# Toro arm brake/pad?



## Iowashift (Mar 7, 2018)

Been a member for about a year, more of a looker and not a poster.

Have a 1996 Toro 824 Powershift. Impeller bearing went out so in the process of repairing that and while the machine is split apart checking everything that I can't normally easily acces. By the idler/tensioner pulleys is a piece of metal and a large spring just hanging there. Checked on the parts diagram and it is identified as a arm brake. 

What does this do? The metal piece is somewhat chewed up and the pad is missing. Is it required? Looks like they are still available but would like to get the machine back together before the next snow if not critical for operating the machine.


----------



## tlshawks (Feb 9, 2018)

Not familiar with your blower, but an arm brake by an idler/tension pulley near an impeller bearing to me means something that prevents the auger from spinning.

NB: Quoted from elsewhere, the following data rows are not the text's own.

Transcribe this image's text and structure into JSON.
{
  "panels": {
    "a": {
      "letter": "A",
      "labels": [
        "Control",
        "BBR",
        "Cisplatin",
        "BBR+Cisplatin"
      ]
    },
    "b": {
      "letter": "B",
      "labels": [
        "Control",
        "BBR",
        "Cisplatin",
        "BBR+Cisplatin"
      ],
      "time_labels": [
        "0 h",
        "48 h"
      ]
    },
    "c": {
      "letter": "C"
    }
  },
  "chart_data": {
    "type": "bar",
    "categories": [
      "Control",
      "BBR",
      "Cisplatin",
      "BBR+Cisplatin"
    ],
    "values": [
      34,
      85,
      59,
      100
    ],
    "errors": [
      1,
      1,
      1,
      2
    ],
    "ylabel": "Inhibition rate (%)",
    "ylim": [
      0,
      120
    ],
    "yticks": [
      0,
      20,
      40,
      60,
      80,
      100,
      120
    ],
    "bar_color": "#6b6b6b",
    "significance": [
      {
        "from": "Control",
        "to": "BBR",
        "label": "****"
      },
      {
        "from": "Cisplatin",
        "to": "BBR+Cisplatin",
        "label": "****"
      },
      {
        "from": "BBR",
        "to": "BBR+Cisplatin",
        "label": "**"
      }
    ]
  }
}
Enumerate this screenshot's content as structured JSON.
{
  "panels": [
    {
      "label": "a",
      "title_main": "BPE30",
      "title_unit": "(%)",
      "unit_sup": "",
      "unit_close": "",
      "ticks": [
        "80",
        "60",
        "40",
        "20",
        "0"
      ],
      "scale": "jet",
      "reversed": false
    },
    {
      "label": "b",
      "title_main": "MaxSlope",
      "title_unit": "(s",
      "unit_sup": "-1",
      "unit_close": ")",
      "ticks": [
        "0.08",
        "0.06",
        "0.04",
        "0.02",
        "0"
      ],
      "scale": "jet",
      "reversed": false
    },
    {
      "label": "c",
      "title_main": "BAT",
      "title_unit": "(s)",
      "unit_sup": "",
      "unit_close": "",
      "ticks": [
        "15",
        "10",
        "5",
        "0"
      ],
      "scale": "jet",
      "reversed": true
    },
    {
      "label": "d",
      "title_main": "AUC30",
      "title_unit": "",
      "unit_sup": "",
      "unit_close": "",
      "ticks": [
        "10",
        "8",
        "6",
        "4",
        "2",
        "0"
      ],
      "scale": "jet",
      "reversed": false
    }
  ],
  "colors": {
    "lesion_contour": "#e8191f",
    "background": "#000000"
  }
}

Something to the effect of when you disengage the auger clutch this stops things from spinning.

I'd say it's definitely needed as a safety device.


----------



## UNDERTAKER (Dec 30, 2013)

Iowashift said:


> Been a member for about a year, more of a looker and not a poster.
> 
> Have a 1996 Toro 824 Powershift. Impeller bearing went out so in the process of repairing that and while the machine is split apart checking everything that I can't normally easily acces. By the idler/tensioner pulleys is a piece of metal and a large spring just hanging there. Checked on the parts diagram and it is identified as a arm brake.
> 
> What does this do? The metal piece is somewhat chewed up and the pad is missing. Is it required? Looks like they are still available but would like to get the machine back together before the next snow if not critical for operating the machine.


* It When you let go of the auger lever it clamps down on the pulley and stops it Dead. It also keeps the belt from coming off of the pulley*


----------



## SnoThro (Feb 20, 2016)

You can install it later. The pulley assembly pulls out the top after removing the two half inch bolts that hold it in place. No need to disassemble anything other than removal of the belt cover.


----------